Lettre aux amis complète : cliquer Ici 

  Comme toujours une justice laxiste avec les délinquants, indifférente aux victimes et féroce avec les innocents (François Fillon n'a rien fait d'autre que ce que des centaines de parlementaires étaient coutumiers de faire.) 

Franz-Olivier Giesbert (25 juin 2020) : Justice, qu'as tu fait de ta balance?

S'il y avait une statue à déboulonner d'urgence, ce serait celle de la justice française. Métaphoriquement s'entend, ne participons pas à la débilité ambiante.

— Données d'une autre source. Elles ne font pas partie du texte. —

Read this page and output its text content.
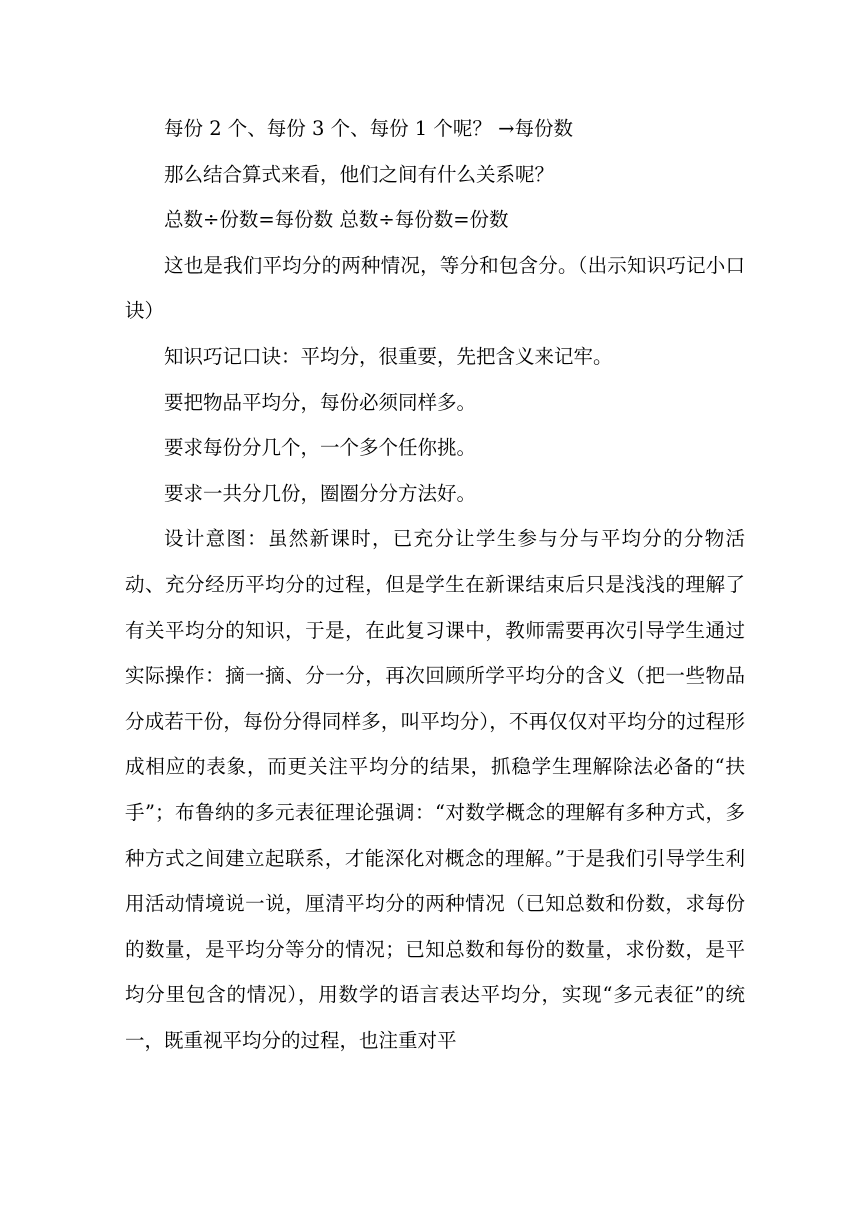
每份 2 个、每份 3 个、每份 1 个呢？ →每份数

那么结合算式来看，他们之间有什么关系呢？

总数÷份数=每份数 总数÷每份数=份数

这也是我们平均分的两种情况，等分和包含分。（出示知识巧记小口诀）

知识巧记口诀：平均分，很重要，先把含义来记牢。

要把物品平均分，每份必须同样多。

要求每份分几个，一个多个任你挑。

要求一共分几份，圈圈分分方法好。

设计意图：虽然新课时，已充分让学生参与分与平均分的分物活动、充分经历平均分的过程，但是学生在新课结束后只是浅浅的理解了有关平均分的知识，于是，在此复习课中，教师需要再次引导学生通过实际操作：摘一摘、分一分，再次回顾所学平均分的含义（把一些物品分成若干份，每份分得同样多，叫平均分），不再仅仅对平均分的过程形成相应的表象，而更关注平均分的结果，抓稳学生理解除法必备的“扶手”；布鲁纳的多元表征理论强调：“对数学概念的理解有多种方式，多种方式之间建立起联系，才能深化对概念的理解。”于是我们引导学生利用活动情境说一说，厘清平均分的两种情况（已知总数和份数，求每份的数量，是平均分等分的情况；已知总数和每份的数量，求份数，是平均分里包含的情况），用数学的语言表达平均分，实现“多元表征”的统一，既重视平均分的过程，也注重对平
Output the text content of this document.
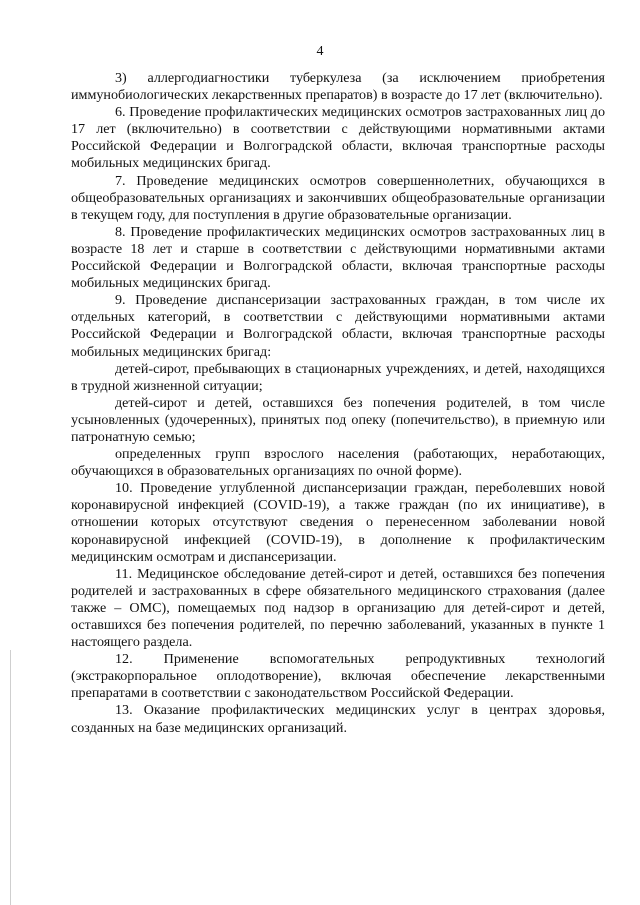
4

3) аллергодиагностики туберкулеза (за исключением приобретения иммунобиологических лекарственных препаратов) в возрасте до 17 лет (включительно).

6. Проведение профилактических медицинских осмотров застрахованных лиц до 17 лет (включительно) в соответствии с действующими нормативными актами Российской Федерации и Волгоградской области, включая транспортные расходы мобильных медицинских бригад.

7. Проведение медицинских осмотров совершеннолетних, обучающихся в общеобразовательных организациях и закончивших общеобразовательные организации в текущем году, для поступления в другие образовательные организации.

8. Проведение профилактических медицинских осмотров застрахованных лиц в возрасте 18 лет и старше в соответствии с действующими нормативными актами Российской Федерации и Волгоградской области, включая транспортные расходы мобильных медицинских бригад.

9. Проведение диспансеризации застрахованных граждан, в том числе их отдельных категорий, в соответствии с действующими нормативными актами Российской Федерации и Волгоградской области, включая транспортные расходы мобильных медицинских бригад:

детей-сирот, пребывающих в стационарных учреждениях, и детей, находящихся в трудной жизненной ситуации;

детей-сирот и детей, оставшихся без попечения родителей, в том числе усыновленных (удочеренных), принятых под опеку (попечительство), в приемную или патронатную семью;

определенных групп взрослого населения (работающих, неработающих, обучающихся в образовательных организациях по очной форме).

10. Проведение углубленной диспансеризации граждан, переболевших новой коронавирусной инфекцией (COVID-19), а также граждан (по их инициативе), в отношении которых отсутствуют сведения о перенесенном заболевании новой коронавирусной инфекцией (COVID-19), в дополнение к профилактическим медицинским осмотрам и диспансеризации.

11. Медицинское обследование детей-сирот и детей, оставшихся без попечения родителей и застрахованных в сфере обязательного медицинского страхования (далее также – ОМС), помещаемых под надзор в организацию для детей-сирот и детей, оставшихся без попечения родителей, по перечню заболеваний, указанных в пункте 1 настоящего раздела.

12. Применение вспомогательных репродуктивных технологий (экстракорпоральное оплодотворение), включая обеспечение лекарственными препаратами в соответствии с законодательством Российской Федерации.

13. Оказание профилактических медицинских услуг в центрах здоровья, созданных на базе медицинских организаций.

Quand elle se mêle de politique, elle devient souvent folle, sectaire, partisane.
Pourquoi l'effigie de la justice porte-t-elle encore sur les yeux un bandeau, symbole d'impartialité, ou dans la main gauche la balance de Thémis, qui représente l'équité? Sur les affaires politiques, elle n'a plus l'usage ni de l'un ni de l'autre. Lui reste toujours le glaive (à un seul tranchant) qu'elle utilise souvent en dépit du bon sens.

Il y a quelque chose de vicié dans la justice française. Si beaucoup de magistrats continuent, Dieu merci, de juger en droit, nombreux sont ceux qui souffrent de la «tournairite », du nom du fameux juge Serge Tournaire, qui a instruit à charge les dossiers de MM. Fillon et Sarkozy. Aux yeux de cette engeance militante, naviguant généralement dans les eaux de l'ultragauche, la justice n'est que la continuation de la politique par d'autres moyens.

Sous la signature de Marc Leplongeon, le site du «Point» a révélé, la semaine dernière, les incroyables déclarations de la procureure Éliane Houlette devant la commission d'enquête parlementaire sur l'indépendance de la justice. Ancienne cheffe du Parquet national financier (PNF), elle a évoqué une «pression très lourde» de sa hiérarchie pendant l'affaire Fillon, lors de la dernière campagne présidentielle, allant jusqu'à dénoncer «un contrôle très étroit ».

Comme il s'agit apparemment d'un scandale d'État, M. Macron s'est empressé de saisir les «sages» du Conseil supérieur de la magistrature qui se dépêcheront, comme sur l'affaire d'Outreau, de mettre un mouchoir dessus. Le farceur! Sans se prononcer sur le fond, l'enquête préliminaire contre François Fillon et sa mise en examen à quelques jours du premier tour resteront quand même dans nos annales comme un déni de justice. La honte de la jungle.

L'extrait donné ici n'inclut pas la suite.